Monday, June 05, 2017

Small Decisions Adding Up

As the publisher of Slaw, I get to see a lot of great commentary. I also get to see the statistics behind the website, and I don't mind sharing with you that local colleague Sarah Sutherland of CanLII has a fantastically successful post on her hands!

Her recent piece on Quantifying the Value of Legal Information had as much traffic in its first day as some Slaw posts see over the course of a month. Those are big numbers coming from a website that had 2M+ visits last year.

Sarah's calculation of revenue improvements aside, the premise behind her post is an argument I've been making for years: that small, incremental improvements inside of law firms should be the backbone of law firm administrators.

If you can steer-the-ship to a 1% improvement of efficiency, mid-to-large sized firms can see a serious impact on the firm's profits.  Simply put: Firms make better decisions by having better information in front of them. Some of that information can be external, which is why I liked the case strategy aspect of Loom Analytics; but firms that really know their business model are be able to carve up their internal data collections too.

Good internal information has always been key. Knowing about the firm's settlements in certain areas of practice; or about historical pricing of the firm's services (and its competitors); or as Sarah suggests,
 "things like getting an expert opinion, which is of course what the firm’s clients are already doing, looking at prior history and extrapolating, or conducting research in secondary sources of information and the primary law. This can increase confidence in predicting the outcomes of matters, thereby allowing the firm to make better recommendations. "
Law firms with substantial practice expertise are also in a position to align their accounting data with any of the above factors. This all, of course, is Knowledge Management or "KM".

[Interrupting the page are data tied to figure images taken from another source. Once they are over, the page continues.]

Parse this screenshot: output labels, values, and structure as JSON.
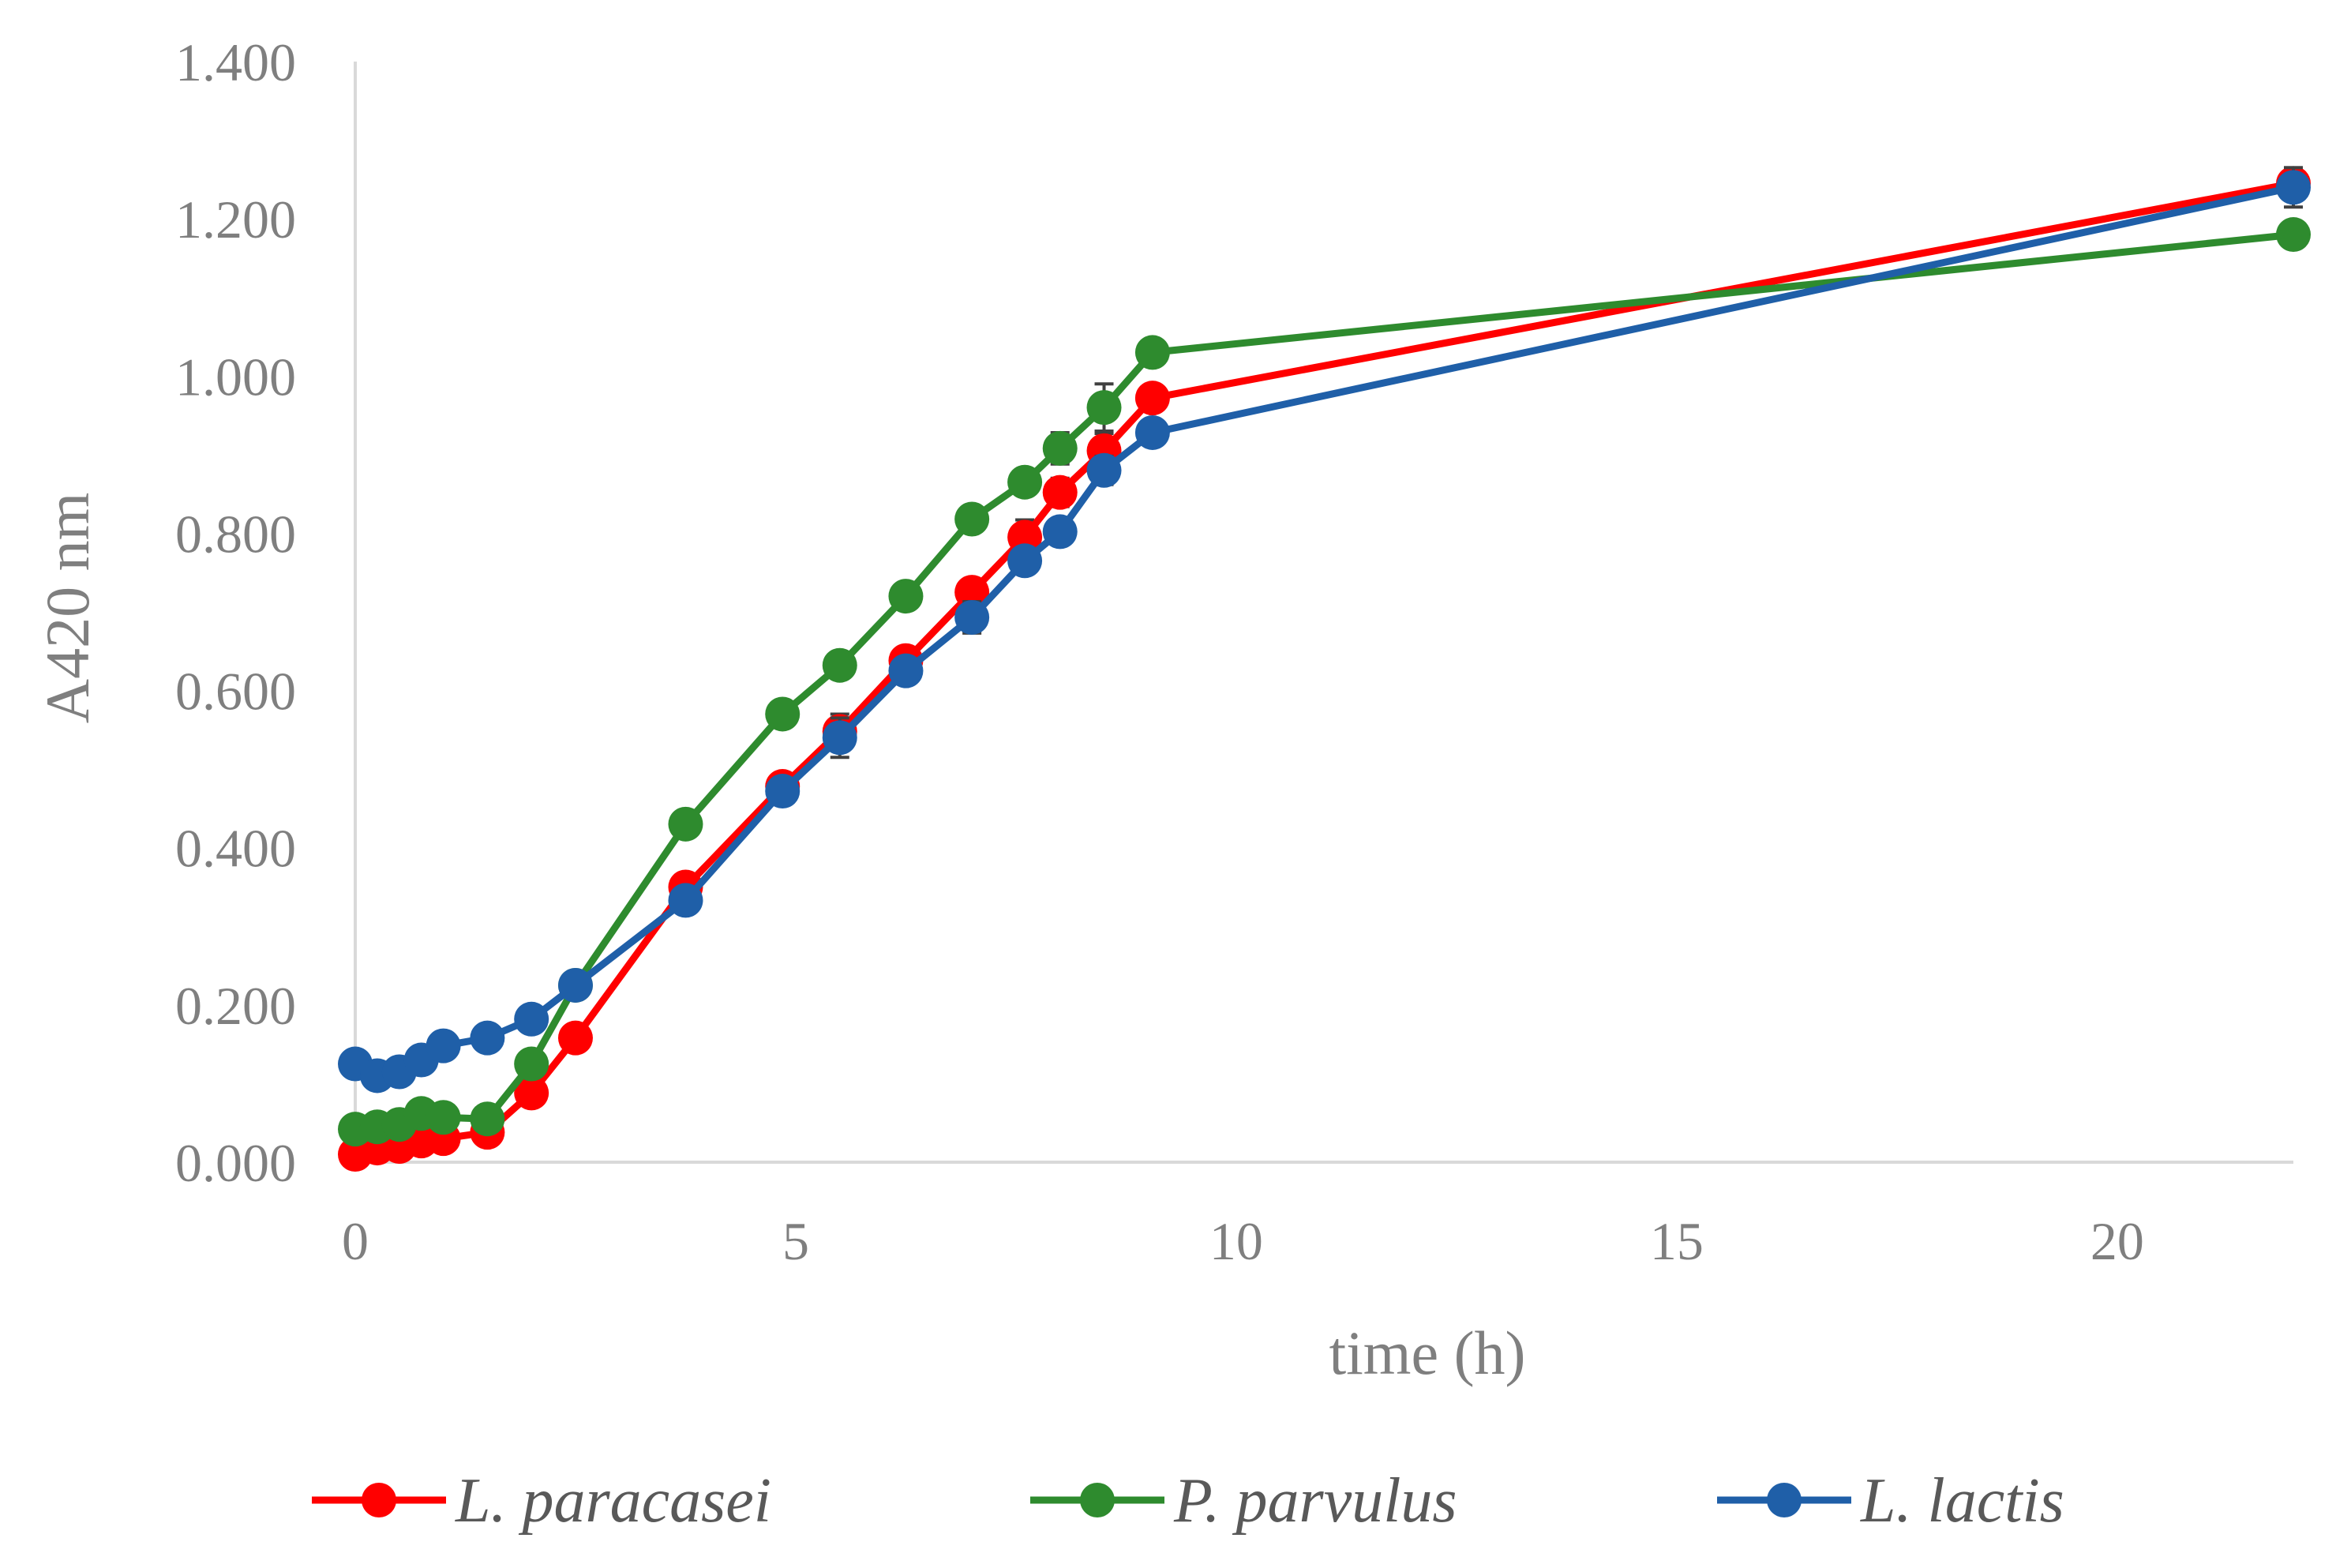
{
  "chart_data": {
    "type": "line",
    "xlabel": "time (h)",
    "ylabel": "A420 nm",
    "xlim": [
      0,
      22
    ],
    "ylim": [
      0,
      1.4
    ],
    "xticks": [
      0,
      5,
      10,
      15,
      20
    ],
    "xtick_labels": [
      "0",
      "5",
      "10",
      "15",
      "20"
    ],
    "yticks": [
      0,
      0.2,
      0.4,
      0.6,
      0.8,
      1.0,
      1.2,
      1.4
    ],
    "ytick_labels": [
      "0.000",
      "0.200",
      "0.400",
      "0.600",
      "0.800",
      "1.000",
      "1.200",
      "1.400"
    ],
    "grid": false,
    "legend": "bottom",
    "series": [
      {
        "name": "L. paracasei",
        "color": "#ff0000",
        "x": [
          0,
          0.25,
          0.5,
          0.75,
          1,
          1.5,
          2,
          2.5,
          3.75,
          4.85,
          5.5,
          6.25,
          7,
          7.6,
          8,
          8.5,
          9.05,
          22
        ],
        "y": [
          0.01,
          0.018,
          0.02,
          0.027,
          0.03,
          0.038,
          0.088,
          0.158,
          0.35,
          0.478,
          0.548,
          0.638,
          0.725,
          0.795,
          0.852,
          0.905,
          0.972,
          1.245
        ],
        "err": [
          0.004,
          0.004,
          0.004,
          0.004,
          0.004,
          0.004,
          0.006,
          0.008,
          0.01,
          0.012,
          0.022,
          0.012,
          0.014,
          0.022,
          0.018,
          0.022,
          0.014,
          0.02
        ]
      },
      {
        "name": "P. parvulus",
        "color": "#2e8b2e",
        "x": [
          0,
          0.25,
          0.5,
          0.75,
          1,
          1.5,
          2,
          2.5,
          3.75,
          4.85,
          5.5,
          6.25,
          7,
          7.6,
          8,
          8.5,
          9.05,
          22
        ],
        "y": [
          0.042,
          0.045,
          0.048,
          0.062,
          0.057,
          0.055,
          0.125,
          0.225,
          0.43,
          0.57,
          0.632,
          0.72,
          0.818,
          0.865,
          0.908,
          0.96,
          1.03,
          1.18
        ],
        "err": [
          0.004,
          0.004,
          0.004,
          0.006,
          0.005,
          0.005,
          0.008,
          0.008,
          0.01,
          0.01,
          0.012,
          0.012,
          0.012,
          0.014,
          0.02,
          0.03,
          0.016,
          0.01
        ]
      },
      {
        "name": "L. lactis",
        "color": "#1f5fa8",
        "x": [
          0,
          0.25,
          0.5,
          0.75,
          1,
          1.5,
          2,
          2.5,
          3.75,
          4.85,
          5.5,
          6.25,
          7,
          7.6,
          8,
          8.5,
          9.05,
          22
        ],
        "y": [
          0.125,
          0.11,
          0.115,
          0.13,
          0.148,
          0.158,
          0.182,
          0.225,
          0.333,
          0.472,
          0.54,
          0.625,
          0.693,
          0.765,
          0.802,
          0.88,
          0.928,
          1.24
        ],
        "err": [
          0.006,
          0.012,
          0.008,
          0.008,
          0.008,
          0.006,
          0.008,
          0.008,
          0.012,
          0.012,
          0.025,
          0.014,
          0.02,
          0.016,
          0.012,
          0.018,
          0.012,
          0.025
        ]
      }
    ]
  }
}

There will always be individuals inside firms that will question the value of these efforts, but when your job is (as is most firm administrators) to create internal value beyond the artwork on the walls, it's these processes of quantifying the firm's experience that trumps other administrative priorities.

And not just for bigger firms. Small firms (think contingency fees) can profit at an even higher rate when "winning" a decision increases the engagement value.

So is having better legal information valuable? Of course it is.  Sarah Sutherland just happened to put some numbers behind this kind of thinking.

Quickscribe Annotations for May, 2017

Below are the latest Quickscribe additions for new annotations to BC legislation.
Quickscribe 2.0 is an easy and effective way to research, track and collaborate on BC legislation. If you haven't explored, there's a free trial.

Primer on Saskatchewan Legislative Research

It's nice to see law librarian super-blogger Alan Kirkpatrick contributing to VALL Review! In the most recent edition, Alan wrote a short primer on Saskatchewan legislative research, which he's reproduced in full over on his Library Canuck blog.

These seven topics are covered:
  • Court Rules
  • Provincial Point-In-Time Research
  • Legislative Assembly Website
  • Legislative materials
  • Continuing Legal Education
  • Law Society of Saskatchewan Library
  • Additional Resources
Yes, this is a great excuse to visit Alan's blog & put it on your reading list.

Friday, June 02, 2017

Libraries as Friction Points

David Whelan has an inspiring post up this week, titled, Gatekeeper to a Thousand Gates.

The focus of David's discussion isn't necessarily on Law Libraries, though it's a lesson that anyone providing information to a targeted community would do well to listen to. In a fairly detailed example of the digital book sign-out process at his local public library, David describes the delicate balance that libraries must maintain between enabling access to information vs. putting up unintended additional barriers.

In the context of providing 'free' access (or communally paid for access) to licensed content, I think David has it right. Libraries focus on creating an ecosystem that's easy to use, but often end up putting up barriers; and I would add, the publishers themselves don't always make it easy for libraries to act as gatekeepers for paid services.

There is also a bit of an optics issue here. While public libraries often give the impression that the information they deliver is "free access", and publishers certainly do see this kind of access as competition, taking away from their paid product, these types of services are hardly free.

David's concept of "friction points" alone identifies the user's time investment as a soft cost to accessibility. Libraries can try to reduce this friction, but it's hard to imagine a situation where the library service is actually easier than purchasing the product. Which leads me to this question: Has it ever been easier? Is signing up for a library card and wait-listing for a popular piece of fiction any easier than going to the bookstore?

Don't get me wrong, Libraries can reduce the friction to digital borrowing services, as David describes. We can. I suspect we can get much closer using digital tools than we ever could with paper media. But I don't think we can directly compete with publishers. To be honest, I don't think publishers are motivated to make it easier for libraries (but that's a discussion for another day).

For me, really, all library services need to do is get close. If libraries can offer a reasonable alternative, especially when the original material or service doesn't have ROI for a user or group, then close is good enough.